Full incident report: https://blog.railway.com/p/incident-report-may-19-2026-gcp-account-outage

My support tweet: https://x.com/rahul_r007/status/2057049476465102997?s=20

After that, I made the decision to switch to Render. Claude helped me make the switch within minutes.

Building the Presentation Deck with Claude Design

For the presentation deck, I started with a rough idea of how I wanted the story to flow, then brainstormed the outline with Claude. After that, I used Claude Design to build the actual presentation, which worked really well. Making edits directly in the deck with Claude Design was easy and fast.

Top 10 and the Final Presentation

On the second day, I found out I had made the top 10 teams. Shortly after, we had 10 to 15 minutes to present our deck in front of a panel of judges.

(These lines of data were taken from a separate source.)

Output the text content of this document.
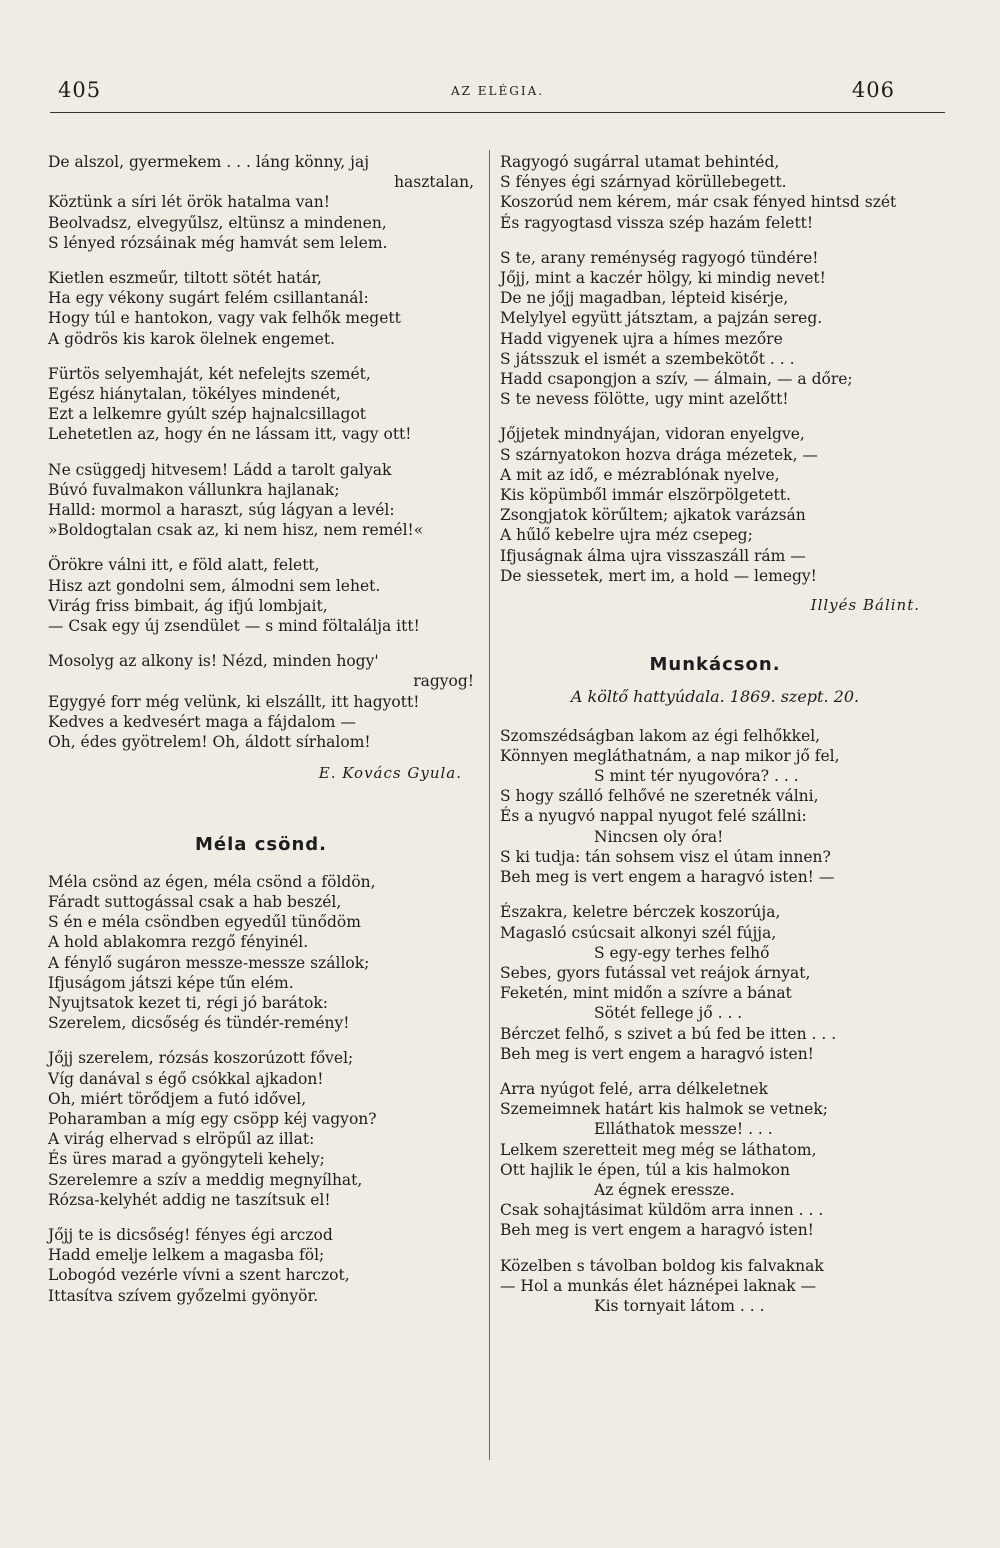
405	AZ ELÉGIA.	406
De alszol, gyermekem . . . láng könny, jaj
hasztalan,
Köztünk a síri lét örök hatalma van!
Beolvadsz, elvegyűlsz, eltünsz a mindenen,
S lényed rózsáinak még hamvát sem lelem.
Kietlen eszmeűr, tiltott sötét határ,
Ha egy vékony sugárt felém csillantanál:
Hogy túl e hantokon, vagy vak felhők megett
A gödrös kis karok ölelnek engemet.
Fürtös selyemhaját, két nefelejts szemét,
Egész hiánytalan, tökélyes mindenét,
Ezt a lelkemre gyúlt szép hajnalcsillagot
Lehetetlen az, hogy én ne lássam itt, vagy ott!
Ne csüggedj hitvesem! Ládd a tarolt galyak
Búvó fuvalmakon vállunkra hajlanak;
Halld: mormol a haraszt, súg lágyan a levél:
»Boldogtalan csak az, ki nem hisz, nem remél!«
Örökre válni itt, e föld alatt, felett,
Hisz azt gondolni sem, álmodni sem lehet.
Virág friss bimbait, ág ifjú lombjait,
— Csak egy új zsendület — s mind föltalálja itt!
Mosolyg az alkony is! Nézd, minden hogy'
ragyog!
Egygyé forr még velünk, ki elszállt, itt hagyott!
Kedves a kedvesért maga a fájdalom —
Oh, édes gyötrelem! Oh, áldott sírhalom!
E. Kovács Gyula.
Méla csönd.
Méla csönd az égen, méla csönd a földön,
Fáradt suttogással csak a hab beszél,
S én e méla csöndben egyedűl tünődöm
A hold ablakomra rezgő fényinél.
A fénylő sugáron messze-messze szállok;
Ifjuságom játszi képe tűn elém.
Nyujtsatok kezet ti, régi jó barátok:
Szerelem, dicsőség és tündér-remény!
Jőjj szerelem, rózsás koszorúzott fővel;
Víg danával s égő csókkal ajkadon!
Oh, miért törődjem a futó idővel,
Poharamban a míg egy csöpp kéj vagyon?
A virág elhervad s elröpűl az illat:
És üres marad a gyöngyteli kehely;
Szerelemre a szív a meddig megnyílhat,
Rózsa-kelyhét addig ne taszítsuk el!
Jőjj te is dicsőség! fényes égi arczod
Hadd emelje lelkem a magasba föl;
Lobogód vezérle vívni a szent harczot,
Ittasítva szívem győzelmi gyönyör.
Ragyogó sugárral utamat behintéd,
S fényes égi szárnyad körüllebegett.
Koszorúd nem kérem, már csak fényed hintsd szét
És ragyogtasd vissza szép hazám felett!
S te, arany reménység ragyogó tündére!
Jőjj, mint a kaczér hölgy, ki mindig nevet!
De ne jőjj magadban, lépteid kisérje,
Melylyel együtt játsztam, a pajzán sereg.
Hadd vigyenek ujra a hímes mezőre
S játsszuk el ismét a szembekötőt . . .
Hadd csapongjon a szív, — álmain, — a dőre;
S te nevess fölötte, ugy mint azelőtt!
Jőjjetek mindnyájan, vidoran enyelgve,
S szárnyatokon hozva drága mézetek, —
A mit az idő, e mézrablónak nyelve,
Kis köpümből immár elszörpölgetett.
Zsongjatok körűltem; ajkatok varázsán
A hűlő kebelre ujra méz csepeg;
Ifjuságnak álma ujra visszaszáll rám —
De siessetek, mert im, a hold — lemegy!
Illyés Bálint.
Munkácson.
A költő hattyúdala. 1869. szept. 20.
Szomszédságban lakom az égi felhőkkel,
Könnyen megláthatnám, a nap mikor jő fel,
S mint tér nyugovóra? . . .
S hogy szálló felhővé ne szeretnék válni,
És a nyugvó nappal nyugot felé szállni:
Nincsen oly óra!
S ki tudja: tán sohsem visz el útam innen?
Beh meg is vert engem a haragvó isten! —
Északra, keletre bérczek koszorúja,
Magasló csúcsait alkonyi szél fújja,
S egy-egy terhes felhő
Sebes, gyors futással vet reájok árnyat,
Feketén, mint midőn a szívre a bánat
Sötét fellege jő . . .
Bérczet felhő, s szivet a bú fed be itten . . .
Beh meg is vert engem a haragvó isten!
Arra nyúgot felé, arra délkeletnek
Szemeimnek határt kis halmok se vetnek;
Elláthatok messze! . . .
Lelkem szeretteit meg még se láthatom,
Ott hajlik le épen, túl a kis halmokon
Az égnek eressze.
Csak sohajtásimat küldöm arra innen . . .
Beh meg is vert engem a haragvó isten!
Közelben s távolban boldog kis falvaknak
— Hol a munkás élet háznépei laknak —
Kis tornyait látom . . .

At the end I was asked a couple of questions, which I think I could have answered better because there were other important points which I missed to include due to time constraint. But overall it was a great experience, from preparing the presentation to answering questions under a very tight schedule. From receiving the shortlist notification to presenting, I had roughly an hour to prepare. The best part came after the presentation. A VC in the audience came up to me afterwards and said this was a problem he faces frequently in Bangkok. He loved the deck and asked what I used to build it. He also gave tips on how I should have responded to the judge’s question.

Learnings

  • Focus only on core working features in hackathons. Even though I had multiple ideas, one or two working end-to-end flows are worth far more than multiple partial ones.

  • Prepare properly for panel questions. I had thought through some questions the judges might ask, but I hadn’t prepared strong enough answers for all of them. That’s the part I would do differently.

  • Commit after every working phase. Claude Code would sometimes break UI while working on an unrelated change. Having every functional phase committed meant I could easily undo any regression without losing progress.

  • Platforms like Railway and Render are great for 24-hour hackathons. You don’t have to worry much about infrastructure and can stay focused on building core features. Just check the status page before competition day.

  • Don’t rely solely on status pages when things aren’t working. When Railway’s status page showed green, I assumed the issue was on my end and spent time checking my GitHub hooks and deployment setup. It was only when I checked X that I saw other people were still reporting problems. Status pages don’t always reflect reality in real time.

  • CLAUDE.md is underrated. Claude Code already knew the stack, the build order, and what not to build. That helps save a significant number of tokens and avoid a lot of unnecessary back and forth.

  • Sleep well the night before. It sounds obvious, but it goes a long way when you’re standing in front of judges trying to think clearly with a rested mind.

Presentation : https://github.com/r-r-2/soifood/blob/main/soifood-presentation.pdf

Repo Link (More technical details can be found there): https://github.com/r-r-2/soifood

Video of my Pitch: https://www.youtube.com/watch?v=M7V4j2BNFh4

SEABW Website : https://www.seablockchainweek.org/hackathon

Official Tweet with all winners and shortlisted participants listed : https://x.com/SEABWofficial/status/2057400901418319973

A big thank you to the organisers at SEABW and the hackathon sponsors. They kept everyone well fed and hydrated throughout the hackathon, and ran a well organised event at one of the best malls in Bangkok.